(1880 – 1980)
Leta Snow, Kalamazoo’s “patron saint of fine music” was accomplished at every level of community endeavor and shared the lessons of her success with a nation.
Snow began her career in music education, teaching piano to students in her home, a practice she continued until the age of 93. In 1921, she founded the Kalamazoo Symphony Orchestra (KSO). From an initial recruiting class of 25 players, heavy on clarinets and brass, Snow eventually developed an ensemble praised by Harvard University as a model orchestra. Through the Great Depression and World War II, Snow saw to it that the KSO not only survived, but thrived, as she employed whatever means necessary to recruit players and lure audiences. In the darkest days of the war, she also went national in her crusade for cultural expression and music appreciation. Her goal was to develop an organization that would exchange ideas, promote music by American composers, and extend opportunities to young American conductors and artists. At her invitation, representatives from 40 orchestras met in Chicago and the American Symphony Orchestra, now the League of American Orchestras, was born.

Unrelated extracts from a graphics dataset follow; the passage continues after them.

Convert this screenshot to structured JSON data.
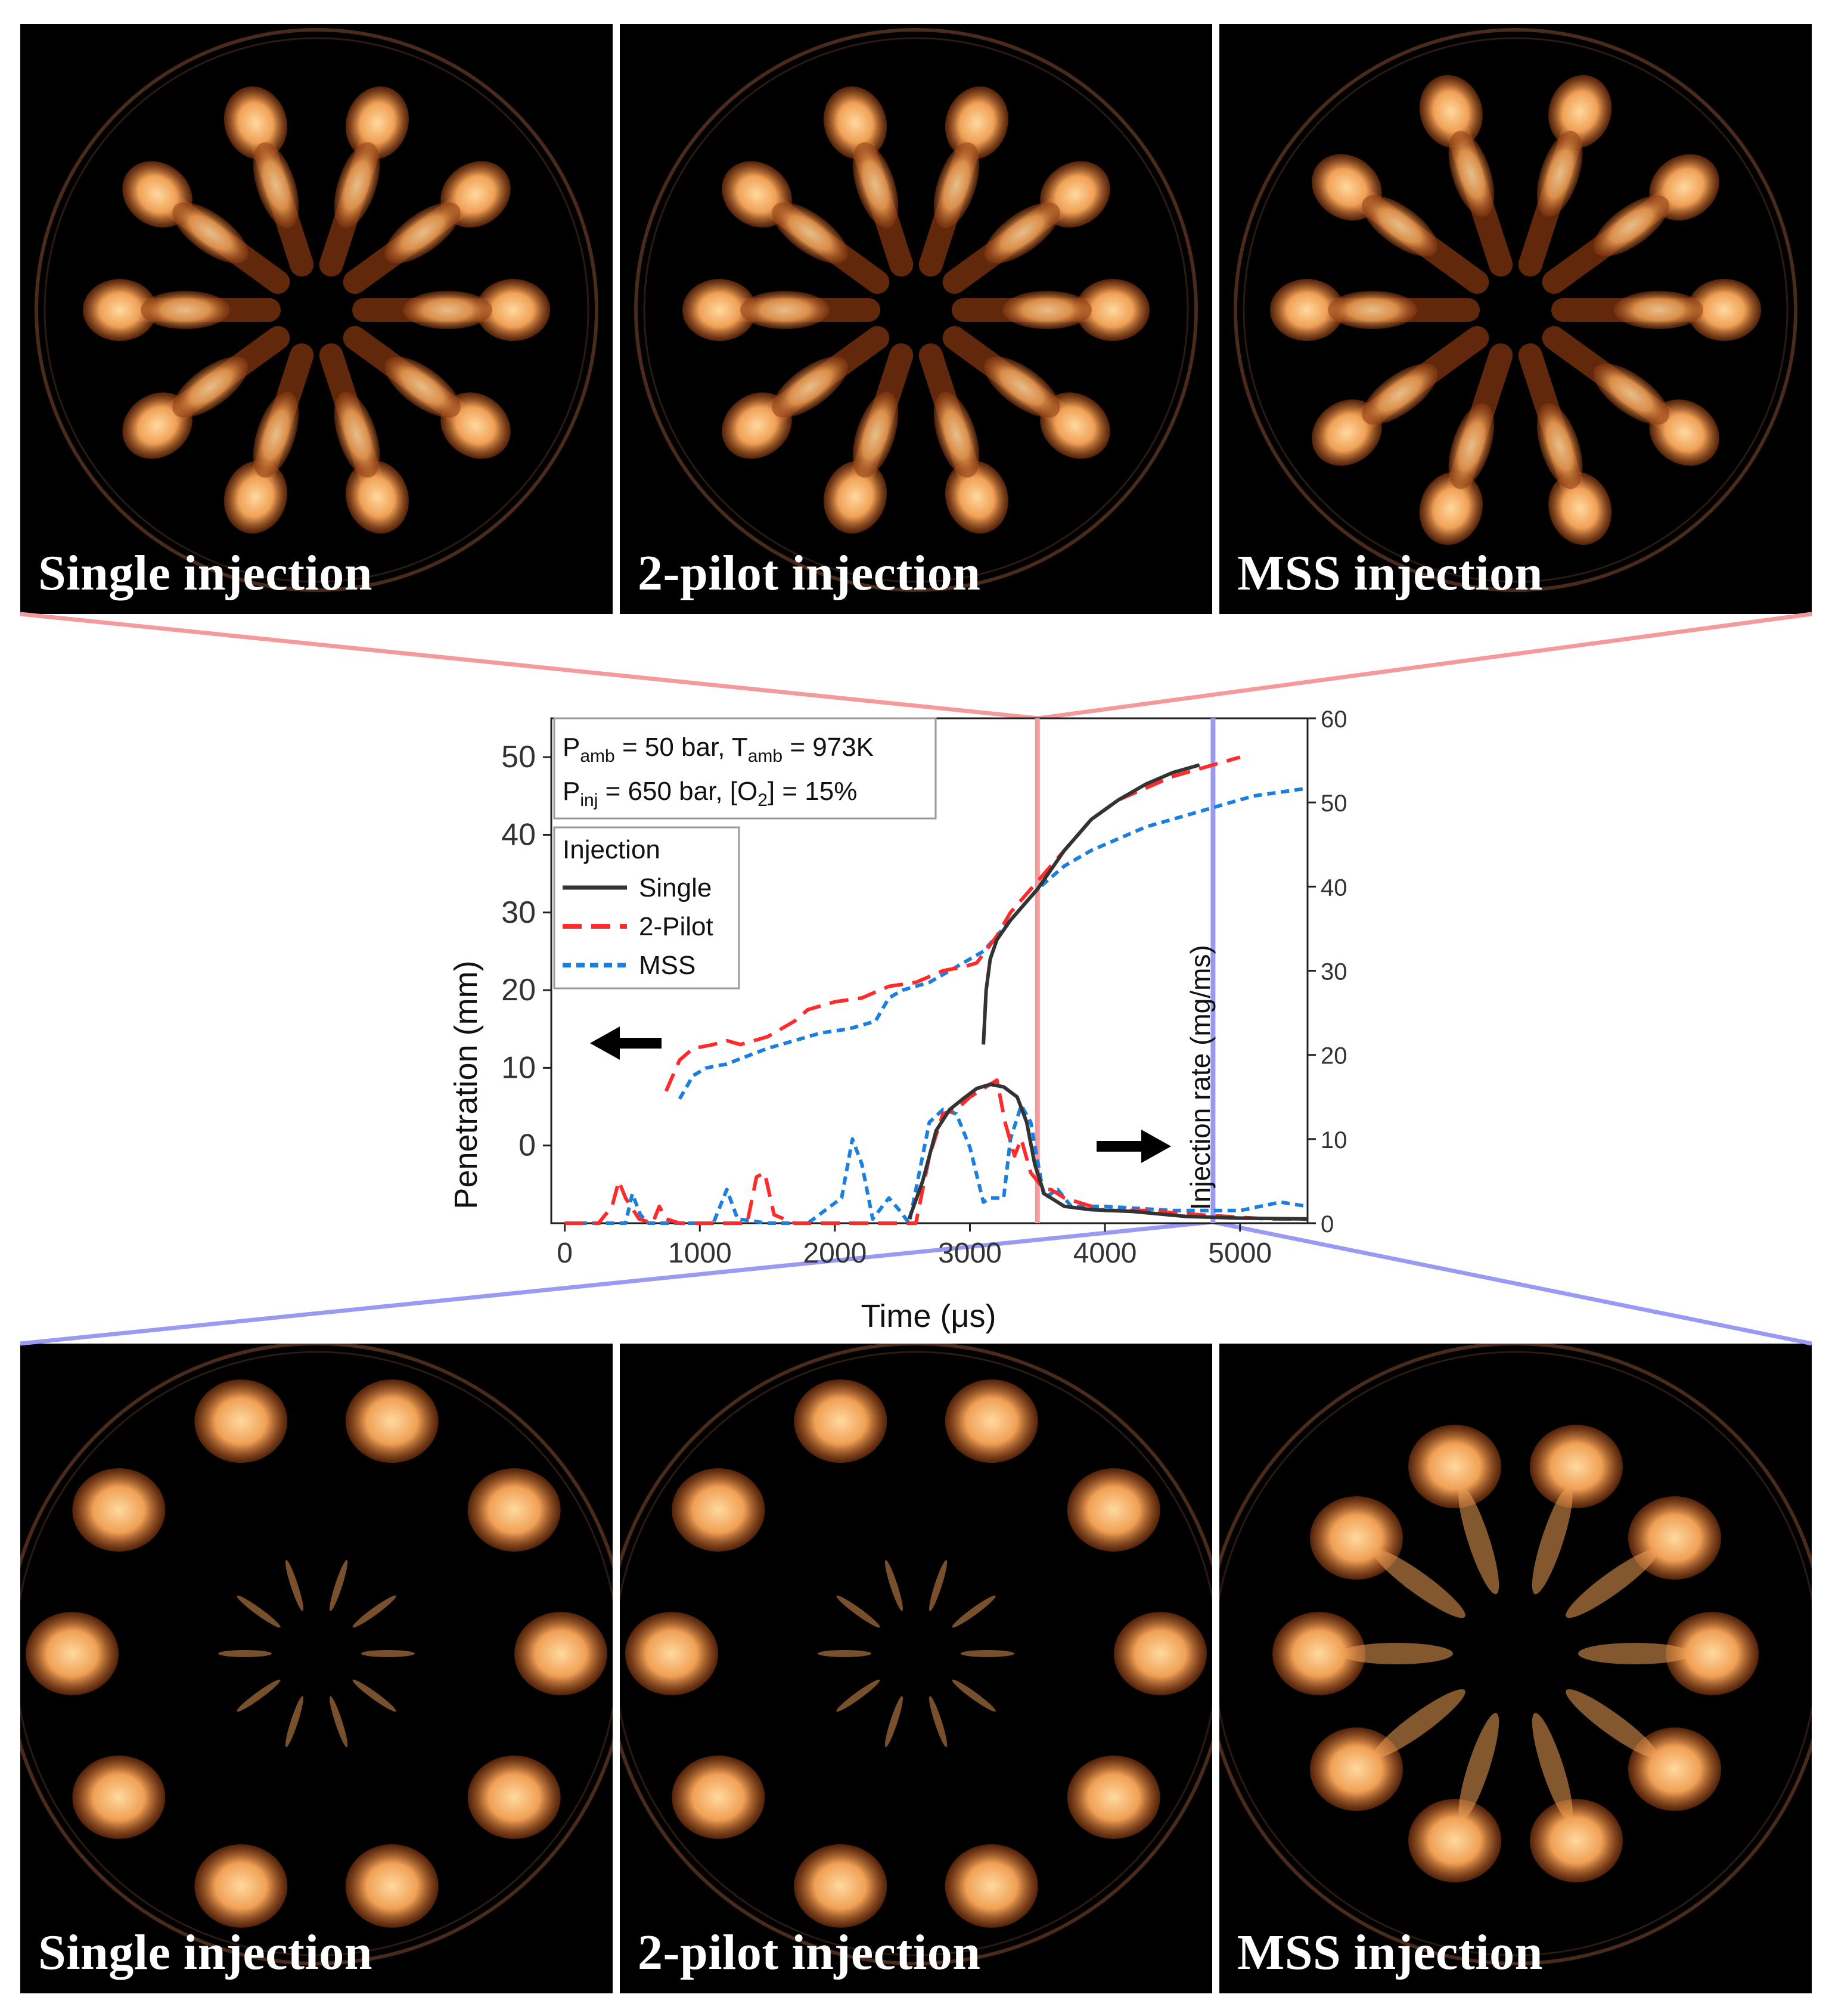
{
  "colors": {
    "single": "#333333",
    "two_pilot": "#ff2a2a",
    "mss": "#1a7fe0",
    "red_marker": "#f59a9a",
    "blue_marker": "#9a9af5",
    "flame_core": "#ffd9a0",
    "flame_mid": "#f0a055",
    "flame_edge": "#8a3a10"
  },
  "panels": {
    "top": [
      {
        "caption": "Single injection",
        "plumes": 10,
        "stage": "early"
      },
      {
        "caption": "2-pilot injection",
        "plumes": 10,
        "stage": "early"
      },
      {
        "caption": "MSS injection",
        "plumes": 10,
        "stage": "early"
      }
    ],
    "bottom": [
      {
        "caption": "Single injection",
        "plumes": 10,
        "stage": "late"
      },
      {
        "caption": "2-pilot injection",
        "plumes": 10,
        "stage": "late"
      },
      {
        "caption": "MSS injection",
        "plumes": 10,
        "stage": "late"
      }
    ]
  },
  "chart_data": {
    "type": "line",
    "xlabel": "Time (μs)",
    "ylabel_left": "Penetration (mm)",
    "ylabel_right": "Injection rate (mg/ms)",
    "xlim": [
      -100,
      5500
    ],
    "ylim_left": [
      -10,
      55
    ],
    "ylim_right": [
      0,
      60
    ],
    "xticks": [
      0,
      1000,
      2000,
      3000,
      4000,
      5000
    ],
    "yticks_left": [
      0,
      10,
      20,
      30,
      40,
      50
    ],
    "yticks_right": [
      0,
      10,
      20,
      30,
      40,
      50,
      60
    ],
    "conditions_line1": {
      "p": "P",
      "p_sub": "amb",
      "p_val": " = 50 bar, ",
      "t": "T",
      "t_sub": "amb",
      "t_val": " = 973K"
    },
    "conditions_line2": {
      "p": "P",
      "p_sub": "inj",
      "p_val": " = 650 bar, [O",
      "o_sub": "2",
      "o_val": "] = 15%"
    },
    "legend_title": "Injection",
    "legend": [
      "Single",
      "2-Pilot",
      "MSS"
    ],
    "markers": {
      "red_time_us": 3500,
      "blue_time_us": 4800
    },
    "penetration": {
      "single": {
        "x": [
          3100,
          3120,
          3150,
          3200,
          3300,
          3400,
          3500,
          3700,
          3900,
          4100,
          4300,
          4500,
          4700
        ],
        "y": [
          13,
          20,
          24,
          26.5,
          29,
          31,
          33,
          38,
          42,
          44.5,
          46.5,
          48,
          49
        ]
      },
      "two_pilot": {
        "x": [
          750,
          850,
          950,
          1100,
          1200,
          1300,
          1500,
          1700,
          1800,
          2000,
          2200,
          2400,
          2600,
          2800,
          2950,
          3050,
          3200,
          3300,
          3500,
          3700,
          3900,
          4100,
          4300,
          4500,
          4700,
          4900,
          5000
        ],
        "y": [
          7,
          11,
          12.5,
          13,
          13.5,
          13,
          14,
          16,
          17.5,
          18.5,
          19,
          20.5,
          21,
          22.5,
          23,
          23.5,
          27,
          30,
          34,
          38,
          42,
          44.5,
          46,
          47.5,
          48.5,
          49.5,
          50
        ]
      },
      "mss": {
        "x": [
          850,
          950,
          1050,
          1200,
          1350,
          1500,
          1700,
          1900,
          2100,
          2300,
          2400,
          2500,
          2700,
          2900,
          3100,
          3300,
          3500,
          3700,
          3900,
          4100,
          4300,
          4500,
          4700,
          4900,
          5100,
          5300,
          5500
        ],
        "y": [
          6,
          9,
          10,
          10.5,
          11.5,
          12.5,
          13.5,
          14.5,
          15,
          16,
          19,
          20,
          21,
          23,
          25,
          29,
          33,
          36,
          38,
          39.5,
          41,
          42,
          43,
          44,
          45,
          45.5,
          46
        ]
      }
    },
    "injection_rate": {
      "single": {
        "x": [
          2550,
          2650,
          2750,
          2850,
          2950,
          3050,
          3150,
          3250,
          3350,
          3420,
          3480,
          3550,
          3700,
          3900,
          4200,
          4600,
          5000,
          5500
        ],
        "y": [
          0.5,
          5,
          11,
          13.5,
          14.8,
          16,
          16.5,
          16.2,
          15,
          12,
          7,
          3.5,
          2,
          1.6,
          1.4,
          0.8,
          0.6,
          0.5
        ]
      },
      "two_pilot": {
        "x": [
          0,
          250,
          350,
          400,
          450,
          550,
          650,
          700,
          750,
          850,
          1350,
          1420,
          1480,
          1550,
          1700,
          2600,
          2700,
          2800,
          2900,
          3000,
          3100,
          3200,
          3260,
          3330,
          3380,
          3450,
          3550,
          3600,
          3700,
          3800,
          4000,
          4300,
          4700,
          5200,
          5500
        ],
        "y": [
          0,
          0,
          2,
          5,
          3,
          0.5,
          0,
          2,
          0.5,
          0,
          0,
          5.5,
          6,
          1,
          0,
          0,
          8,
          13,
          13.5,
          15,
          16,
          17,
          12,
          8,
          10,
          6,
          4,
          4,
          3,
          2.5,
          1.5,
          1.5,
          1,
          0.5,
          0.5
        ]
      },
      "mss": {
        "x": [
          0,
          450,
          500,
          560,
          620,
          800,
          1100,
          1200,
          1280,
          1500,
          1800,
          2050,
          2130,
          2200,
          2280,
          2400,
          2480,
          2550,
          2700,
          2800,
          2900,
          3000,
          3100,
          3150,
          3250,
          3300,
          3380,
          3450,
          3550,
          3650,
          3750,
          4000,
          4500,
          5000,
          5300,
          5500
        ],
        "y": [
          0,
          0,
          3.5,
          1,
          0,
          0,
          0,
          4,
          0.5,
          0,
          0,
          3,
          10,
          7,
          0.5,
          3,
          1.5,
          0,
          12,
          13.5,
          13,
          9,
          2.5,
          3,
          3,
          10,
          14,
          12,
          3,
          4,
          2,
          2,
          1.5,
          1.5,
          2.5,
          2
        ]
      }
    }
  }
}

Snow served as its president for the first four years.
Among her other honors were being named president of the Kalamazoo Musical Society, a director of the Music Board of the National Society of Arts, and receiving an honorary master of music degree from Western Michigan University. After 28 years of leadership, she retired as president and manager of the Kalamazoo Symphony Orchestra and was declared honorary chair for life.